La Sarl Ocelena est une entreprise de chauffage / plomberie.
Ils ont signé le 19 octobre 2020 un contrat selon lequel Monsieur [N] [H] s’engageait à présenter des clients potentiels à l’entreprise Ocelena, en contrepartie du paiement d’une commission de 20 % du montant ht du devis accepté.
Le 25 mars 2021, la société Ocelena a adressé un courrier afin de résilier le contrat, à compter du 25 juin 2021, en tenant compte d’un préavis de trois mois.
Monsieur [H] a accusé réception de cette résiliation et a adressé un arrêté de compte des sommes dues au titre de ses commissions d’un montant de 36 830 euros.
Cet arrêté portait sur 12 factures, et les parties se sont entendues sur huit d’entre elle, le paiement de quatre factures restant en litige.
Par acte du 28 avril 2022, Monsieur [N] [H] a fait délivrer assignation devant le tribunal de commerce de Toulouse à la Sarl Ocelena, afin d’obtenir le solde des sommes réclamées au titre de ses commissions, outre diverses indemnités
Par jugement du 16 novembre 2023, le tribunal de commerce de Toulouse a :
— débouté Monsieur [N] [H] de l’ensemble de ses demandes ;
— condamné Monsieur [N] [H] à payer à la Sarl Ocelena la somme de 2 000 ' en application de l’article 700 de code de procédure civile ;
— condamné Monsieur [N] [H] aux dépens.
Par déclaration en date du 12 décembre 2023, Monsieur [N] [H] a relevé appel du jugement. La portée de l’appel est la réformation de l’ensemble des chefs du jugement, que la déclaration d’appel critique tous expressément.

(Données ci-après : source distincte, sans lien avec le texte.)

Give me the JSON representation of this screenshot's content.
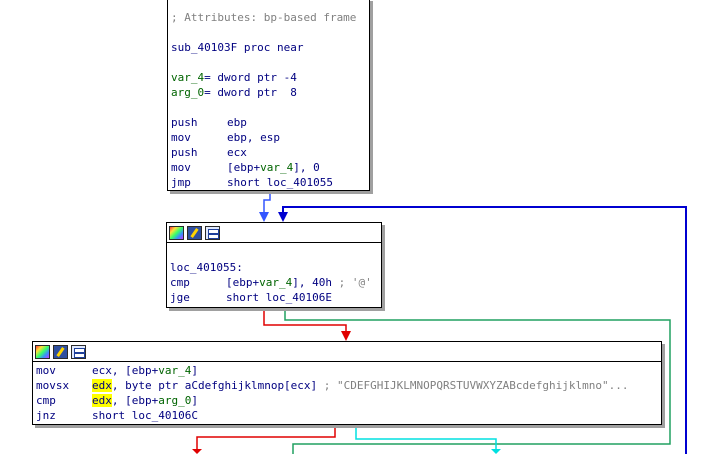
{
  "node1": {
    "comment": "; Attributes: bp-based frame",
    "proc": "sub_40103F proc near",
    "var4_name": "var_4",
    "var4_def": "= dword ptr -4",
    "arg0_name": "arg_0",
    "arg0_def": "= dword ptr  8",
    "instructions": [
      {
        "mnem": "push",
        "ops": "ebp"
      },
      {
        "mnem": "mov",
        "ops": "ebp, esp"
      },
      {
        "mnem": "push",
        "ops": "ecx"
      },
      {
        "mnem": "mov",
        "ops_a": "[ebp+",
        "ops_var": "var_4",
        "ops_b": "], 0"
      },
      {
        "mnem": "jmp",
        "ops": "short loc_401055"
      }
    ]
  },
  "node2": {
    "label": "loc_401055:",
    "cmp_mnem": "cmp",
    "cmp_a": "[ebp+",
    "cmp_var": "var_4",
    "cmp_b": "], 40h",
    "cmp_comment": " ; '@'",
    "jge_mnem": "jge",
    "jge_ops": "short loc_40106E"
  },
  "node3": {
    "l1_mnem": "mov",
    "l1_a": "ecx, [ebp+",
    "l1_var": "var_4",
    "l1_b": "]",
    "l2_mnem": "movsx",
    "l2_reg": "edx",
    "l2_a": ", byte ptr aCdefghijklmnop[ecx]",
    "l2_comment": " ; \"CDEFGHIJKLMNOPQRSTUVWXYZABcdefghijklmno\"...",
    "l3_mnem": "cmp",
    "l3_reg": "edx",
    "l3_a": ", [ebp+",
    "l3_var": "arg_0",
    "l3_b": "]",
    "l4_mnem": "jnz",
    "l4_ops": "short loc_40106C"
  },
  "colors": {
    "edge_normal": "#0000ff",
    "edge_loop": "#0000c8",
    "edge_true": "#00a040",
    "edge_false": "#e00000",
    "edge_cyan": "#00e0e0",
    "highlight": "#ffff00"
  }
}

La clôture est intervenue le 11 février 2025, et l’affaire a été appelée à l’audience du 19 février 2025.
Prétentions et moyens
Vu les conclusions d’appelant n°3 notifiées le 20 janvier 2025 auxquelles il est fait expressément référence pour l’énoncé du détail de l’argumentation, de Monsieur [N] [H] demandant, aux visas des articles 1101 et suivants du code civil, et des articles 695 et suivants du code de procédure civile, de :
— juger Monsieur [H] bienfondé en son appel et y faisant droit :
— In limine litis,
— ordonner la révocation de l’ordonnance de clôture et la fixation de la date de clôture à la date des plaidoiries ;
— Sur le fond,
— réformer le jugement entrepris en l’ensemble de ses dispositions et statuant à nouveau :
— condamner la Sarl Ocelena à régler à Monsieur [H] les sommes suivantes :
— 17 800 ' ht au titre des 4 factures en souffrance,
— 3 004,28 ', au titre des pénalités de retard arrêtées au 31 mars 2024, sauf à parfaire,
— 160 ' au titre des frais forfaitaires de recouvrement,
— 1 780 ' à titre de clause pénale,
— 2 500 ' en application de l’article 700 du code de procédure civile en première instance ;
Y ajoutant,
— condamner la Sarl Ocelena à régler à Monsieur [H] :
— 2 500 ' en application de l’article 700 du code de procédure en cause d’appel
— aux entiers dépens de première instance et d’appel
En tout état de cause,
— débouter la Sarl Ocelena de l’ensemble de ses demandes, fins et conclusions plus amples ou contraires.
Il indique que si le contrat prévoit que la mission du courtier se termine avec la signature du devis, celle-ci ne conditionne pas le droit à commission ; ainsi la date de signature du devis importe peu, dans la mesure où le droit à commission est ouvert par la présentation d’un nouveau client.
Or, les 4 clients visés par les demandes de commission ont tous été présentés à Ocelena par Monsieur [H], et le fait que les devis aient été signés après la fin du contrat ne le prive pas de sa rémunération.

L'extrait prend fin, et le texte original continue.